NADINE J. HUSAMI

ABSTRACT: Clinical application of induced pluripotent stem cell–based (iPSC-based) therapies has recently experienced some success for the treatment of degenerative diseases; however, the long-term effects remain unknown. Comprehensive and cell type–specific validation of iPSC-derived cells is a crucial component of their clinical application. Incomplete analyses could obscure potentially dangerous downstream effects when used in a clinical setting.
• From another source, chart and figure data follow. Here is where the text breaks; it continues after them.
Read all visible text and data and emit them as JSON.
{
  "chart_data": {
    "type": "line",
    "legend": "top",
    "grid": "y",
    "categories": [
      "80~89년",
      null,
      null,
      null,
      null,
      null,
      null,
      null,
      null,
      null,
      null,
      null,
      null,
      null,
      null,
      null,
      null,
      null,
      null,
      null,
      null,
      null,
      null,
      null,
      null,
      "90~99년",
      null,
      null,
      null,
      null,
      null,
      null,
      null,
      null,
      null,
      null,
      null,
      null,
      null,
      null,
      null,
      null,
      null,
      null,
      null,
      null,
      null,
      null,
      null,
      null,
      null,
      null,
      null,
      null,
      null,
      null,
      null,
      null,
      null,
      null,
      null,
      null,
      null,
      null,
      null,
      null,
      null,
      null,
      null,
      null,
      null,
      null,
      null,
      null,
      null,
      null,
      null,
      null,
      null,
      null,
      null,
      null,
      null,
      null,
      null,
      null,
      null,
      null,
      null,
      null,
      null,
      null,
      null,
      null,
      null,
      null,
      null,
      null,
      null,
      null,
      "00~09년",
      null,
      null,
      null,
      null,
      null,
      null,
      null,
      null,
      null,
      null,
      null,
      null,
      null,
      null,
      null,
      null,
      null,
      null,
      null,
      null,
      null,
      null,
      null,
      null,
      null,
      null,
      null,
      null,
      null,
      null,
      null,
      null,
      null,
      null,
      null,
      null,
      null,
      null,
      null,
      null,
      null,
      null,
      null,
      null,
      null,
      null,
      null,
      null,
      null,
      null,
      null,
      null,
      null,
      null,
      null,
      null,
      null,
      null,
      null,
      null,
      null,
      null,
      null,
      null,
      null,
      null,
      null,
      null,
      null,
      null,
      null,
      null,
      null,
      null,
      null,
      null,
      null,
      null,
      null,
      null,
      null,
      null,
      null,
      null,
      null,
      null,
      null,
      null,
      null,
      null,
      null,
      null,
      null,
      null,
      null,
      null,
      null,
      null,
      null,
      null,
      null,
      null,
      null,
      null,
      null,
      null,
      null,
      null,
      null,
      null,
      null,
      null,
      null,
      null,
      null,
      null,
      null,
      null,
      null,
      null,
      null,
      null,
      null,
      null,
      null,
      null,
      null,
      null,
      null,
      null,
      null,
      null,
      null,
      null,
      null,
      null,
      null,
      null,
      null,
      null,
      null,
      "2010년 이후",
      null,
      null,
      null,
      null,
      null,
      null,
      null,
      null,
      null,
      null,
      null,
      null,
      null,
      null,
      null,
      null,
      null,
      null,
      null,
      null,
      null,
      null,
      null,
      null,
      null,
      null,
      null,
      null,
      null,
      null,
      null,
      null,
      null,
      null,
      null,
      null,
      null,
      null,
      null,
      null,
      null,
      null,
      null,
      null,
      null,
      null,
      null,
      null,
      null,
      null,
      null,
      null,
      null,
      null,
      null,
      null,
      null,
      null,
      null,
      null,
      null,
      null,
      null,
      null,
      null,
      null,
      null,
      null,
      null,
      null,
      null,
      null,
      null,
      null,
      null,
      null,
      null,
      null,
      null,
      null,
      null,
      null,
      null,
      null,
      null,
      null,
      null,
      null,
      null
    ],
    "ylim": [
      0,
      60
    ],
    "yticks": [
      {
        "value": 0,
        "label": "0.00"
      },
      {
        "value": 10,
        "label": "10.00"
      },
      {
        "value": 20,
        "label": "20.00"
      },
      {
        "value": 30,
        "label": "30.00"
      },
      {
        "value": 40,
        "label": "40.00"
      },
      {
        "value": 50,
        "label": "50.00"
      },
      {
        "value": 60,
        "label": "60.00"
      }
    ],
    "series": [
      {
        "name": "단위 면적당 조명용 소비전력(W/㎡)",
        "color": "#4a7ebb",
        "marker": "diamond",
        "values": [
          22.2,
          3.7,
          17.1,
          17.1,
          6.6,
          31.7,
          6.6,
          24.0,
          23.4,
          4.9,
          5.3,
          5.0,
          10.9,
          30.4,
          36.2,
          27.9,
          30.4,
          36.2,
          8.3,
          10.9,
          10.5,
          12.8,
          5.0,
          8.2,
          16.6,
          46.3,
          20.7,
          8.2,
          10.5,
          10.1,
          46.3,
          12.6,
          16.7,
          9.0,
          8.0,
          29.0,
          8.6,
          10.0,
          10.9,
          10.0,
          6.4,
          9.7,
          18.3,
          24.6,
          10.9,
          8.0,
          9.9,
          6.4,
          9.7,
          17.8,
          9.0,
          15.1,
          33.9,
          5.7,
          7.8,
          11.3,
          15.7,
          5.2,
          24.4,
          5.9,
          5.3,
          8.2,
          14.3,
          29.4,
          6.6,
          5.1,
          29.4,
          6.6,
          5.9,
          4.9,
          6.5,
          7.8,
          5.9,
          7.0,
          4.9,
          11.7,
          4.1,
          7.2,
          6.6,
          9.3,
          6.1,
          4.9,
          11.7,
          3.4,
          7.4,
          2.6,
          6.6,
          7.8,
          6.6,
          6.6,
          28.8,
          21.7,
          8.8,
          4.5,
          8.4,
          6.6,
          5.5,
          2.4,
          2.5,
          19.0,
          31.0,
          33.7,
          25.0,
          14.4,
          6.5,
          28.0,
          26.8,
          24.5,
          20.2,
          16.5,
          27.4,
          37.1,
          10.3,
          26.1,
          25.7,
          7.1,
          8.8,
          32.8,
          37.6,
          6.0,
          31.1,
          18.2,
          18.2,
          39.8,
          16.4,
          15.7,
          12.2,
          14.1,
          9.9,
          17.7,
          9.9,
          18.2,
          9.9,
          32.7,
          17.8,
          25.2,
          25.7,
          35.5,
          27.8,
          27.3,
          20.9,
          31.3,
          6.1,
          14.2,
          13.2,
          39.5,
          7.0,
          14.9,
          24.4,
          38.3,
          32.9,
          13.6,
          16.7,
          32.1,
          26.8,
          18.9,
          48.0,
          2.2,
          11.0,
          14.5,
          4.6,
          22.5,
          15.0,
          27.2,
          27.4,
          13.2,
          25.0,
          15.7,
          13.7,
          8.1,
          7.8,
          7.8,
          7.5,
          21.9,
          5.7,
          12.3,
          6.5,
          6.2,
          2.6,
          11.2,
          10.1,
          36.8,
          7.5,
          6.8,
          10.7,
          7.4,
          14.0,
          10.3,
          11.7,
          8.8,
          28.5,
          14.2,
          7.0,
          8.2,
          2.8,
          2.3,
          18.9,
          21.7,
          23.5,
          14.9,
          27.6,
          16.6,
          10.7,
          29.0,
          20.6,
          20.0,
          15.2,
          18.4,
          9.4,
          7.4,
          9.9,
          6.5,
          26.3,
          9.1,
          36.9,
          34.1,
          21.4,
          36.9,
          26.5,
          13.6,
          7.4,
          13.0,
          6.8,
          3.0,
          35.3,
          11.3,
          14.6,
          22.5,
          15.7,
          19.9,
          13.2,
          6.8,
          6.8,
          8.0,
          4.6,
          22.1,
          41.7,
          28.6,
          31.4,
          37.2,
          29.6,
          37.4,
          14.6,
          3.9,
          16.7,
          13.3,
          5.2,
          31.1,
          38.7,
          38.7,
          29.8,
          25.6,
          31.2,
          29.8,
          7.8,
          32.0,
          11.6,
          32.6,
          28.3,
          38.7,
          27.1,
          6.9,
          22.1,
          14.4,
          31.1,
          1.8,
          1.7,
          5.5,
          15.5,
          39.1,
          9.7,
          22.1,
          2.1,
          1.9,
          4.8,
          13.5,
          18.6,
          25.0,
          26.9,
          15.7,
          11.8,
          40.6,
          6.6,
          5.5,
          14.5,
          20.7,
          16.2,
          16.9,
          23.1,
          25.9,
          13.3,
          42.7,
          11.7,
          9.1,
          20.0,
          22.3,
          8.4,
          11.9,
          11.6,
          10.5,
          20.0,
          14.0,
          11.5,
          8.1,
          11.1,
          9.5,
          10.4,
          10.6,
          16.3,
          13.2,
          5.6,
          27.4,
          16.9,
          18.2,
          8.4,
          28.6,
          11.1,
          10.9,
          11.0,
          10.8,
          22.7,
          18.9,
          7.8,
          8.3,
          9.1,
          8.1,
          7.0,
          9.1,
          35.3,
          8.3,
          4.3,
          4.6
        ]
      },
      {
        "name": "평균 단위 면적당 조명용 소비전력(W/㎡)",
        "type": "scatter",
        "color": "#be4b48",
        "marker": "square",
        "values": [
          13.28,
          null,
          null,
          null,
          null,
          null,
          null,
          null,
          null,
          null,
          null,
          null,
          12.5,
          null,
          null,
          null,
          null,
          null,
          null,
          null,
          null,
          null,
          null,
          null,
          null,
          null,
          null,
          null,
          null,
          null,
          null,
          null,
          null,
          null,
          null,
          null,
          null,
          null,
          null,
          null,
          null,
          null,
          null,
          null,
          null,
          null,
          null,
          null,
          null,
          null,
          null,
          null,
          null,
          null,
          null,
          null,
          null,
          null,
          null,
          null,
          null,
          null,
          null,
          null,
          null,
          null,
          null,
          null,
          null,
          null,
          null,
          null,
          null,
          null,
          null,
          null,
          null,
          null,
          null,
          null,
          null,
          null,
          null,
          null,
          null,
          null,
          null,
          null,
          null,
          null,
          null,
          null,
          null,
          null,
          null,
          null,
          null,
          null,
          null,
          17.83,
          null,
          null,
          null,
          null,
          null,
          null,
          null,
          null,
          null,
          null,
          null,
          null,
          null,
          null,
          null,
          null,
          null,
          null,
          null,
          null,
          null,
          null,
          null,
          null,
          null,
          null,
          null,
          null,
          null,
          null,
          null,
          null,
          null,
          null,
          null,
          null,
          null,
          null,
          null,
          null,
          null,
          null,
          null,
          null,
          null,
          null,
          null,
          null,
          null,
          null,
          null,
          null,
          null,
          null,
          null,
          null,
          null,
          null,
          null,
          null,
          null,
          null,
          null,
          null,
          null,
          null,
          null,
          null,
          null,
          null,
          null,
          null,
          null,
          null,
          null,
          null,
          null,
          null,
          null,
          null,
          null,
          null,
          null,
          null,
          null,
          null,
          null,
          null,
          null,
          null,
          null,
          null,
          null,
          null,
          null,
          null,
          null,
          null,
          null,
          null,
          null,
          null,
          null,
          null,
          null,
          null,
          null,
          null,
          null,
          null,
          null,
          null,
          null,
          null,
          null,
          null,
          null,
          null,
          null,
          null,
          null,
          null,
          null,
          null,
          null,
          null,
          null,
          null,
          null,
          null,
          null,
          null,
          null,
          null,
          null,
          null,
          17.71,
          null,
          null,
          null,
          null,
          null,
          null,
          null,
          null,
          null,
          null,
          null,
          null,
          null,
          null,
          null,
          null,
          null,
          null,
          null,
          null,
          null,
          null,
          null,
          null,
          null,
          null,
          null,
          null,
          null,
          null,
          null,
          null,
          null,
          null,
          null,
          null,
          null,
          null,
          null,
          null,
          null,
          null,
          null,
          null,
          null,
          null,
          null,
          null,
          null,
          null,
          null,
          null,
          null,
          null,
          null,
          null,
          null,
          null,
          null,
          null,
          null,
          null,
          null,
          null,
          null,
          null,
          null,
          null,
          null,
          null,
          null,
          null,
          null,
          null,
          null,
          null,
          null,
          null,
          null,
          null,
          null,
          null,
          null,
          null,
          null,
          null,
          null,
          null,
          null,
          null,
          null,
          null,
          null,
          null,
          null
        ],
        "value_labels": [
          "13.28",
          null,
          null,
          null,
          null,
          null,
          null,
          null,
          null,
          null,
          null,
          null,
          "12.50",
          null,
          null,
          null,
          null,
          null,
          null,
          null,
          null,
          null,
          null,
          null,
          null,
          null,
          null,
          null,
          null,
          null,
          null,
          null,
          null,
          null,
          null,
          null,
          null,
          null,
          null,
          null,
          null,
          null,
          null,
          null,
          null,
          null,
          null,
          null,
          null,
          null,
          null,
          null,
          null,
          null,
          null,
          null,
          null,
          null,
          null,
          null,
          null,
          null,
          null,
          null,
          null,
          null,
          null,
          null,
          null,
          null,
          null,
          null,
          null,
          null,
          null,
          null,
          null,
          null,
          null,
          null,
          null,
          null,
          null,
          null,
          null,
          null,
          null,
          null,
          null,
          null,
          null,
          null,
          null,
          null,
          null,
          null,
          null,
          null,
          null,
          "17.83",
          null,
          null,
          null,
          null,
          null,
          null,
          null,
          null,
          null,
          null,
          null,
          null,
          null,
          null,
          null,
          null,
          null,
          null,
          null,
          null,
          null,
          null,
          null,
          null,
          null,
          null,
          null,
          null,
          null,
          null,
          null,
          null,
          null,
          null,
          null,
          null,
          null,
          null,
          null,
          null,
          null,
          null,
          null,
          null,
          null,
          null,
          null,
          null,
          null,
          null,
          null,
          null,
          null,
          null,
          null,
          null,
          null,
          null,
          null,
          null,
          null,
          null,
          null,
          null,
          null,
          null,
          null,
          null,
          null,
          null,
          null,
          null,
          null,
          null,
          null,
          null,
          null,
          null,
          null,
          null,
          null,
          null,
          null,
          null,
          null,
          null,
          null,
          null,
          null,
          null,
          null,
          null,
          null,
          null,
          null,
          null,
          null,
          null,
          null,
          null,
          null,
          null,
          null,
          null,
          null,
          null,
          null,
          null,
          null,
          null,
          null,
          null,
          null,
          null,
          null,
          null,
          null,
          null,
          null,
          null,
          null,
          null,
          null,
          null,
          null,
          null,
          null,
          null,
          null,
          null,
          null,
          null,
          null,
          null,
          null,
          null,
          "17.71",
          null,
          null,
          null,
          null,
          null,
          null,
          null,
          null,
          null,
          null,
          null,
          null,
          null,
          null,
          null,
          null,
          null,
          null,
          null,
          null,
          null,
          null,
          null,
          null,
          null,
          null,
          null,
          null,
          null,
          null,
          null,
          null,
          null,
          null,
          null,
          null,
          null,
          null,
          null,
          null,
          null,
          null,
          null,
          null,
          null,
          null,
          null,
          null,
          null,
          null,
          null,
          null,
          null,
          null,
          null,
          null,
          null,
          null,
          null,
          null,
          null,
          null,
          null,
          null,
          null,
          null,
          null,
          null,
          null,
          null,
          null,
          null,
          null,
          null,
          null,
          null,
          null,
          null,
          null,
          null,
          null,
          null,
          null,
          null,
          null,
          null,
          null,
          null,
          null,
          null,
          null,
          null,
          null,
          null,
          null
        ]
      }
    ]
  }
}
Recently, more comprehensive analyses of iPSC-derived cell types have revealed the retention of an epigenetic memory derived from the somatic cell type source used for pluripotential reprogramming. An epigenetic memory has the potential to be propagated throughout the differentiation process, leading to target cells harboring epigenetic vestiges of their parent somatic cell source. Retention of an epigenetic memory is characterized by aberrant gene expression in iPSCs relative to their native undifferentiated counterparts. Likely contributors to maintenance of epigenetic memory are long noncoding RNAs (lncRNAs) via their role in the regulation of epigenetic and epitranscriptomic modifications, in addition to being epigenetically and epitranscriptomically modified themselves. As epigenetic regulators, lncRNAs have recently been implicated in the regulation of stem cell differentiation and pluripotency programs. Considering the role of the noncoding genome in iPSC reprogramming and differentiation offers the potential to improve clinical outcomes of iPSC-derived tissues. This review will examine iPSC reprogramming, differentiation, target cell type validation, and maintenance of an epigenetic memory. The role of lncRNAs in regulating tissue-specific expression in the context of stem cell differentiation and pluripotency programs will also be reviewed. Exploration of the noncoding genome toward improving current validation standards and iPSC-associated clinical outcomes will be addressed in the future trends and directions.